Ainsi, le traitement peut être compris comme un compromis entre trois espaces de contrainte :

  • L’organisation psychique du sujet AVS : que peut-il négocier comme excitation générée par la relation ? Quel type de travail psychique sera-t-il susceptible d’effectuer ? Quelle sera son attente et donc sa demande ?
  • La pratique du thérapeute : que peut-il contenir ? [excitation issue de diverses contraintes : de l’organisation psychique du sujet AVS et de celle judiciaire mais aussi de celle de son histoire de thérapeute, des acquis qu’il a (son « savoir faire »)].
  • La dimension judiciaire, par voie d’obligation, lorsqu’il y en a une. Cette dernière définit une temporalité du soin et constitue une contrainte temporelle cachée. En effet, l’obligation vaut pour un temps certain, celui imposé par le juge, pas plus.

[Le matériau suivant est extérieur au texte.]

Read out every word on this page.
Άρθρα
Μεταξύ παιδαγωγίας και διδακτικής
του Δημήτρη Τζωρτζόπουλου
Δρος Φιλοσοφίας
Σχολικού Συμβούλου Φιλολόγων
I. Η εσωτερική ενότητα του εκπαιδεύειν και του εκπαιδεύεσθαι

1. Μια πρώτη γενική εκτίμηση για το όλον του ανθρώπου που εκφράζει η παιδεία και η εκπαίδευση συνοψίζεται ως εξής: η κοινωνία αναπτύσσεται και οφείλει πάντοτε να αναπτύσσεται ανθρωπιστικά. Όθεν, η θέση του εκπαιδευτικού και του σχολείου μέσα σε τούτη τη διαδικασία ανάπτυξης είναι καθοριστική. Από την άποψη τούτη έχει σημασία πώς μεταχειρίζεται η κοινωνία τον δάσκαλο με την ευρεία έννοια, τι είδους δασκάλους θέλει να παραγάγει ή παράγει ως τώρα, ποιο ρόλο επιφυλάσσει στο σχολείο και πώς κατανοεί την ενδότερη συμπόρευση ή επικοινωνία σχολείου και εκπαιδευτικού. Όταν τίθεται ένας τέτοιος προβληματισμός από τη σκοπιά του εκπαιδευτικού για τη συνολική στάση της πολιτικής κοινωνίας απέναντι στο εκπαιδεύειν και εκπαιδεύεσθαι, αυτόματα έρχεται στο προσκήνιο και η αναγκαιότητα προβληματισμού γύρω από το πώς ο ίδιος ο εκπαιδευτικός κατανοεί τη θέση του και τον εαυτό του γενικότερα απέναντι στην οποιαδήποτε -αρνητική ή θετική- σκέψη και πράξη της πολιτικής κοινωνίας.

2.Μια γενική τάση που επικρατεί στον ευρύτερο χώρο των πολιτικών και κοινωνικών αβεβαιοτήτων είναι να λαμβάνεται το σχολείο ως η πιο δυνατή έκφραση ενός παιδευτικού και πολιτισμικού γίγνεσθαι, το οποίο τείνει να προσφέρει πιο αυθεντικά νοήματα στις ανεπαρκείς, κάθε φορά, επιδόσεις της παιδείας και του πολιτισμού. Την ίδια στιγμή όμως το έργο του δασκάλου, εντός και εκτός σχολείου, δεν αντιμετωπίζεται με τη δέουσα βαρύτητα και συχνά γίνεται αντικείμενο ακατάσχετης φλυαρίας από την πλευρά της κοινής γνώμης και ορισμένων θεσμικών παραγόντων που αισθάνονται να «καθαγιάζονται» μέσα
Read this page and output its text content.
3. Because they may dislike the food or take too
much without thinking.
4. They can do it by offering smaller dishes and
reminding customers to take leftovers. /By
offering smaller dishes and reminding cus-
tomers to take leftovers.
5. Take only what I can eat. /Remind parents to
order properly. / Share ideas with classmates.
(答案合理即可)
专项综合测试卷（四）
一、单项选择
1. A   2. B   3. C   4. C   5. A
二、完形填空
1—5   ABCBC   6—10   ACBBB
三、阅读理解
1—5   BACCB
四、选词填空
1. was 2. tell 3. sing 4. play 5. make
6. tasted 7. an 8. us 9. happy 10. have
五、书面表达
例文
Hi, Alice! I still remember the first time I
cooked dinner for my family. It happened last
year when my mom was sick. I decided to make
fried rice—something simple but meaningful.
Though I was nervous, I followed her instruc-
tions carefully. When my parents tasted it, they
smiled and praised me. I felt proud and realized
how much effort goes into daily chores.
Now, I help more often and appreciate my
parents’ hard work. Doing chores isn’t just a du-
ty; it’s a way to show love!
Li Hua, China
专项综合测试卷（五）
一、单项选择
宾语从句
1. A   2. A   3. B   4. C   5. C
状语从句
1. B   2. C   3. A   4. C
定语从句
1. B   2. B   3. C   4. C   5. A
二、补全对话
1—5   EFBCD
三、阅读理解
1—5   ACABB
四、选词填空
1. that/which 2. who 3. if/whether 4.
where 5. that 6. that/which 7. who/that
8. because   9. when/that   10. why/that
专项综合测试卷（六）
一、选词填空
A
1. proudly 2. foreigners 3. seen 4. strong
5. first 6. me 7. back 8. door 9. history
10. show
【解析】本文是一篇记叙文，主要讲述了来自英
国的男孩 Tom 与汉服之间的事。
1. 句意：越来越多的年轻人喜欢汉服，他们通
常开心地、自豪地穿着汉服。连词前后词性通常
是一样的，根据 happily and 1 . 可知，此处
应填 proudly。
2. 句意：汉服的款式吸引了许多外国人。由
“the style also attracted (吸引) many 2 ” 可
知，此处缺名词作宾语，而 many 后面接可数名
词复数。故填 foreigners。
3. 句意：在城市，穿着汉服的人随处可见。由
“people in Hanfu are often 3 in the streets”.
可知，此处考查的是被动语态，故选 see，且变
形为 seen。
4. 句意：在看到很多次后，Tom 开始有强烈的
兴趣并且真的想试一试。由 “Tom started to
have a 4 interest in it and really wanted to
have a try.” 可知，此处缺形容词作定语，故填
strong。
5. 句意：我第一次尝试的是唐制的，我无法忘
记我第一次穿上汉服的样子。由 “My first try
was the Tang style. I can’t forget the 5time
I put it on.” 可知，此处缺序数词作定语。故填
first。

Les divers cas de « milieu ouvert » et le travail de liaison

Le milieu ouvert vient s’opposer à celui, fermé, de l’univers carcéral. Il peut s’agir d’un service public, d’un espace associatif ou encore d’un cabinet privé. Cela, à vrai dire, importe peu pourvu que certaines règles de bases soient respectées. Règles qui varieront selon la demande et son origine. En effet, et nous le verrons plus avant, le setting et les règles de fonctionnement, dans un premier temps du traitement, ne seront pas les mêmes avec un AVS venant seul, sans judiciarisation de ces actes, et un autre prenant contact dans le cadre de l’injonction thérapeutique.

Travail de liaison et travail de séparation

Lorsque le sujet vient sous main de justice, un double travail de liaison est à mettre en œuvre, quoique chaque cas ait à être pensé individuellement. Le premier est à destination des équipes qui ont pris le sujet en charge dans l’intra-carcéral. Il est important d’appréhender le travail qui a été effectué dans ses diverses modalités. Cette liaison permet souvent de tamponner, pour le sujet probationnaire, l’effet d’excarcération. Il est pensé par d’autres, ailleurs. « Autres » dont il peut savoir qu’ils l’accueilleront ultérieurement. Il s’agit donc d’un travail d’intégration de la future thérapie dans l’histoire du sujet. Certes il y a « obligation judiciaire » mais celle-ci ne se met pas en œuvre au prix d’une rupture du continuum thérapeutique. En effet lorsque le sujet est sortant il aura à effectuer un travail de séparation, sur le modèle du travail de deuil, de l’équipe l’ayant suivi dans l’intra-carcéral. Or, faire un tel travail est pour ces sujets une tâche difficile puisque reposant sur des mécanismes psychiques qui précisément sont en défaut. Le travail de liaison avec l’équipe intra-carcérale est donc plus à destination du probationnaire que du ou des futurs thérapeutes de ce sujet. Le travail de liaison est donc à comprendre comme la part externalisée du travail de séparation que devra opérer le probationnaire.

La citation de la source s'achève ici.